Our protagonist, Geoff Conover, is a high school teacher who, in the wake of a recent shooting, makes a deal with his class: if he talks to them about the murders that had taken place 36 years previous, for which he was “around” (121), they will talk about how they’re feeling about this recent shooting. And so Geoff tells his students—and the reader—about interviewing people in Cedar Hill, asking about the murders, looking for answers. The murders in question occurred when Andy Leonard, a high school student, directed his best friend to drive his grandmother home and, once they were gone, proceeded to murder thirteen of his immediate family members, before driving into town, shooting people on his way, before finally take his own life. By the end of the story it is revealed that Geoff is Andy’s nephew, and had been an infant at the time—the only family member in the house to have survived the brutal assault.
There is speculation amongst the townspeople, as Geoff interviews them, trying to determine why Andy would have done such a thing—as there always is in the news media, following a mass shooting in real life. Townspeople speculate: Andy had a brain tumor, his father beat him, he was sexually depraved, he was too nice, the house was haunted and ghosts told Andy to do it (143). But the truth is, there isn’t an easy, obvious answer. And Geoff is terrified—spends his life trying to feel safe, but can’t, “Because that kind of violence never really ends” (147).
Mass shooting have become ridiculously common in our culture, and though everyone seems to think they know the answer—arm teachers, arm civilians, tougher gun control, more mental health services—we don’t really know what this happens, or what makes perfectly ordinary people snap like this. It’s something we can’t deal with—not really—in the real world, because it’s raw and it’s political and it’s hard. But in fiction, gruesome though it may be, the unreality provides an outlet; we can discuss fictional characters committing heinous crimes, precisely because they are fictional, and that is easier to deal with.
Edelstein concludes that, “Happy endings are impossible.
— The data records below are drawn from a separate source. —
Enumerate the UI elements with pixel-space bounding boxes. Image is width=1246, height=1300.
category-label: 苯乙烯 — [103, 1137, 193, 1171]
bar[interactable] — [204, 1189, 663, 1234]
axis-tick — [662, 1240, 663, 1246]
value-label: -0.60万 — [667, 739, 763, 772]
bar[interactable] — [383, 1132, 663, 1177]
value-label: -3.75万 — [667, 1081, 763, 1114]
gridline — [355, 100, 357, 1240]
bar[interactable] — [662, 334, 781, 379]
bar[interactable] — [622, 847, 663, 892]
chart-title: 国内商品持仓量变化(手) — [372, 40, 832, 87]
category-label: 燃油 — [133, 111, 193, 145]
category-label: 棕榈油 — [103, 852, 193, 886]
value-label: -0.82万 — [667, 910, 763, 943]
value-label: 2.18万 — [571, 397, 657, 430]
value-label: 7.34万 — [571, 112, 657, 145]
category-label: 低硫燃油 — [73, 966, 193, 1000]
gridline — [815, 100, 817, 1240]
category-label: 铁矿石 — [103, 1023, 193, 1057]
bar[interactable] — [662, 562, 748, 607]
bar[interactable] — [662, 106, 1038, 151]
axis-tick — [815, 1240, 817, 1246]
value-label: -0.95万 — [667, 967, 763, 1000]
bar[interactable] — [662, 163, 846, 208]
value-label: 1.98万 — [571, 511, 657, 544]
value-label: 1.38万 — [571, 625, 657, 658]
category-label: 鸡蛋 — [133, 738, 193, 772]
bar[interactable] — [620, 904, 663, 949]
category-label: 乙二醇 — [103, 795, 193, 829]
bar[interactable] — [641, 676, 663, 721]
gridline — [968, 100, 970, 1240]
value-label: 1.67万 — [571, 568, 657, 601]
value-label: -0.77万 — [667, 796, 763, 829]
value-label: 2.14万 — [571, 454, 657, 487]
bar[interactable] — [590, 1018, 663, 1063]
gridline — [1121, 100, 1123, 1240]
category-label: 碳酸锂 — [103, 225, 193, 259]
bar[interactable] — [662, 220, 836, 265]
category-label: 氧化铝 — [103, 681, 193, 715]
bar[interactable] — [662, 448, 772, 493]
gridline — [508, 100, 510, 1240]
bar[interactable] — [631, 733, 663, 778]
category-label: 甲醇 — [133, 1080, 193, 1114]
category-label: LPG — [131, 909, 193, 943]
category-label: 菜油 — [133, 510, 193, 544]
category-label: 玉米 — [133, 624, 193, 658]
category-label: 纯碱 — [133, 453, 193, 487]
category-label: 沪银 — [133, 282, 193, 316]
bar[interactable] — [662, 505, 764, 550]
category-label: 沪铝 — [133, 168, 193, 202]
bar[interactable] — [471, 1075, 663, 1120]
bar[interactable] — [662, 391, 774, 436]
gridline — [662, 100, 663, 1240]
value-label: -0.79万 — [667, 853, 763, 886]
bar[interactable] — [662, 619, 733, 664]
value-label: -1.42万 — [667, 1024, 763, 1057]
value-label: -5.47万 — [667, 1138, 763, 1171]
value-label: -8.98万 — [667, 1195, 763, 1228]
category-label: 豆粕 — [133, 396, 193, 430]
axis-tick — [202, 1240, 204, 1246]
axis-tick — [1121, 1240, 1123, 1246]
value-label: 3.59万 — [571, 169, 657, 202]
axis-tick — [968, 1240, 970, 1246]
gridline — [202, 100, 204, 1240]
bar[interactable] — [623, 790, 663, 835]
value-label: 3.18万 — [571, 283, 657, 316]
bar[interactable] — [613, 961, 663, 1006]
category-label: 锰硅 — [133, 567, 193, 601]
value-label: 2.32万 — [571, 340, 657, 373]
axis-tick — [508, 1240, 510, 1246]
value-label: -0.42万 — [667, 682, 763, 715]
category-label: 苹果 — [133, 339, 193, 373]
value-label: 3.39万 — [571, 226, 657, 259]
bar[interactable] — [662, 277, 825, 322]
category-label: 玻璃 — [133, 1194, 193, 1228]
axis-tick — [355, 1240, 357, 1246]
We used to expect them in the days when heroes were counted on to triumph over evil. But that’s the exception nowadays. One reason you can’t keep a good demon down, of course, is that if you could, there’d be no ‘franchises’. But it goes deeper than Hollywood profiteering. Most of us have come to doubt that the door to hell—however you define hell—can be closed.”
Maybe our horror stories had happy endings, once upon a time, when we as a culture believed in those. If that cynicism reflects a genuine change in the nature of the world we live in is unclear; that it reflects a genuine change in the perception of the world we live in is obvious. Americans today are terrified, of everything, and that is reflected in our media. We don’t need happy endings because they don’t speak to our perception of reality—but we need stories that look through that door to hell, precisely because it cannot be closed. We need to be able to grapple with what the world is going to throw at us—does throw at us—and horror provides an all-too-necessary space in which to do so.